Do you see what Paul is praying?

He’s praying that the Colossian Christians will grow as disciples: followers of Jesus, people whose every thought, action, impulse, and word reflect Jesus, God enfleshed.

This week, I’d like to ask you to take verses 9-12 of our lesson as your own personal prayer.

Pray them for your family.

For Living Water.

For the North American Lutheran Church.

For yourself.

As you turn Paul’s prayer petitions into your own prayer petitions, eventually expressed in your own words, pray that God will help you and help the Church to grow as disciples of Jesus Christ.

Listen: America needs Christ and the Church as it never has before. The world needs Christ and the Church as never before.

And, God has given each of us who bear the name of Christ a critical role in helping others to know and follow Jesus Christ.

There's a little story told about a scene in heaven that unfolds right after the risen Jesus gave the eleven remaining apostles the Great Commission. In the story, an angel is standing with God the Father witnessing this commissioning. "Jesus is giving the responsibility of spreading the Gospel and His love, making disciples, to those eleven guys?" the angel asks. "Is that the plan, Lord?" "Yes," God responds, "that's the plan." The angel can't believe it! The eleven didn't have an impressive track record. "What," the angel asks God the Father, "is plan B?" Says God: "There is no plan B."

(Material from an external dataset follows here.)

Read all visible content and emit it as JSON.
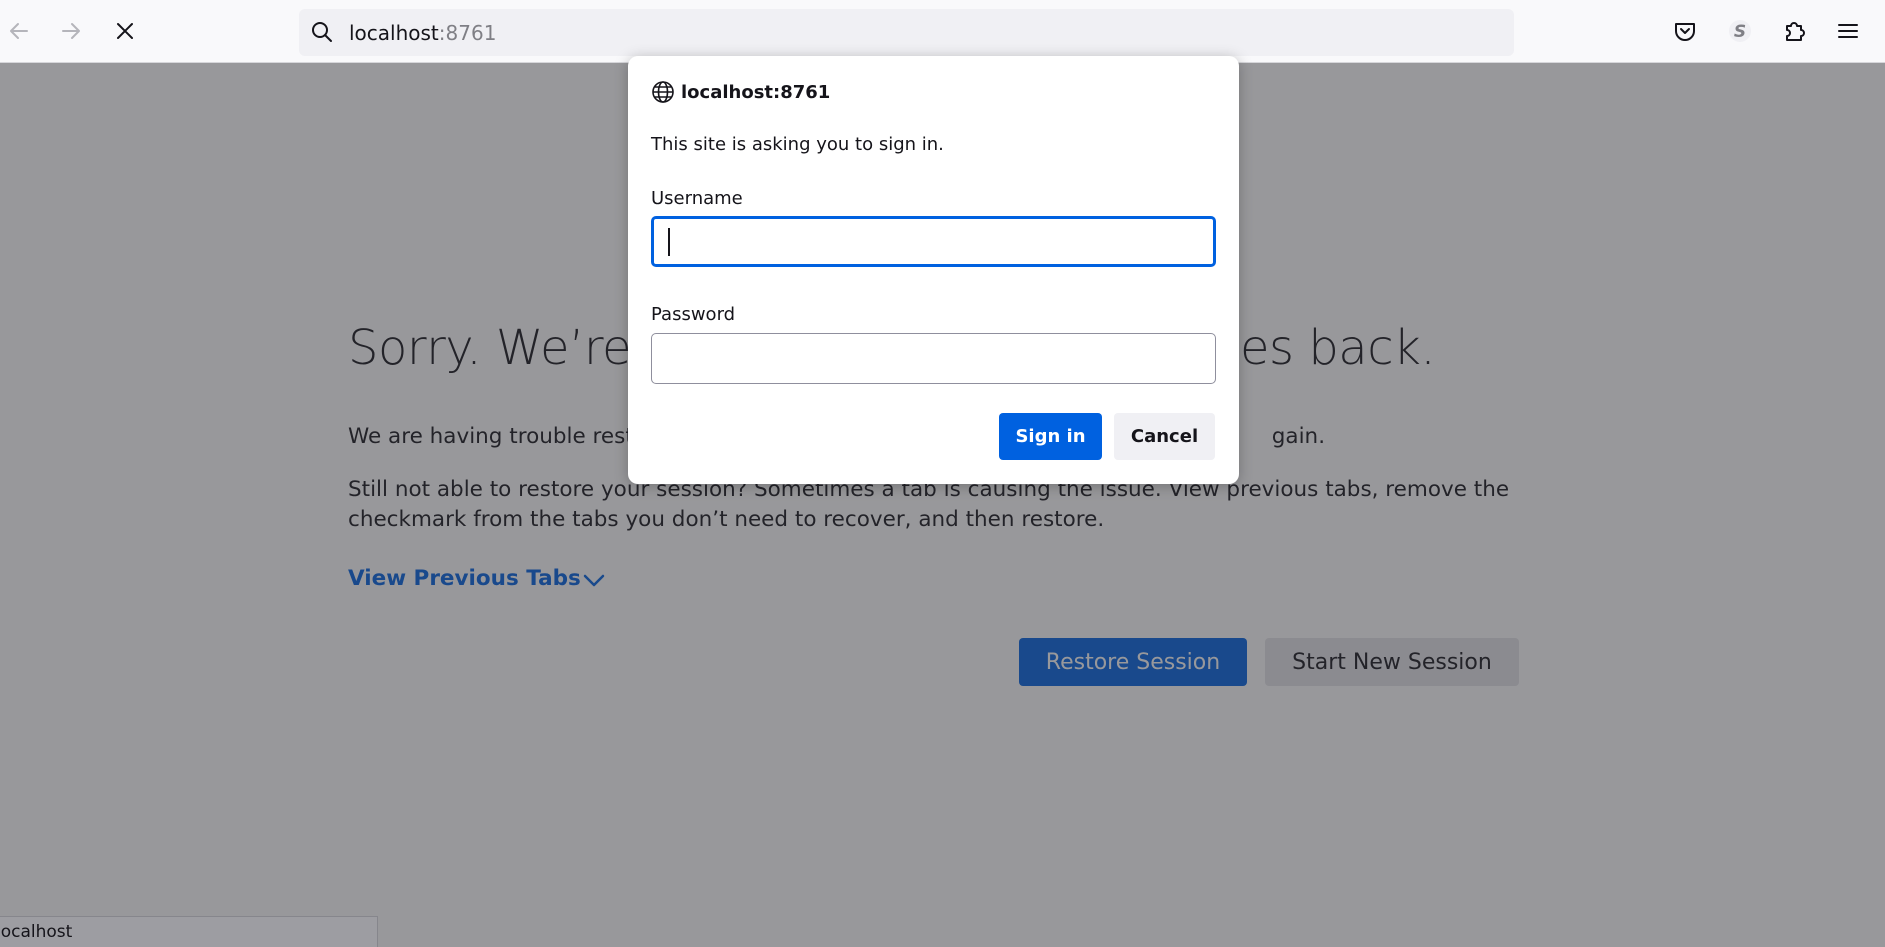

When it comes to living, praying, and spreading the transforming love of Jesus Christ, it's our move, Church! That's God's plan. In the face of the world's darkness, it's up to us to spread the light!

Listen, please: Disciples in whom the love, grace, power, and sovereignty of the God revealed in Jesus Christ is present and growing are the only means by which America, the world, and people everywhere are going to live in the faith, hope, and love that only Jesus Christ can give.

Please make Paul’s prayer in today’s lesson your prayer each day this week.

I guess the logical response to my request is, “Why? Why should I bother?”

Why shouldn’t people just cast about for the mix and match combination of religious beliefs that makes them, you, and me feel comfortable and in control, like the woman I mentioned at the beginning of this message?

Paul answers that question in the last two verses of our lesson: “For [God] has rescued us from the dominion of darkness and brought us into the kingdom of the Son he loves, in whom we have redemption, the forgiveness of sins.”

To honor the God Who has rescued us from sin, death, and hell; to honor the God Who has changed our eternities through Christ, I ask that you pray that God will help us and help all for whom we pray to be faithful disciples, to grow as faithful disciples, who live our faith with authenticity and who love others as Christ has loved us.

How can we give less than our all to the Lord Who has given everything to us? Amen

[Blogger Mark Daniels is the pastor of Living Water Lutheran Church, Centerville, Ohio.]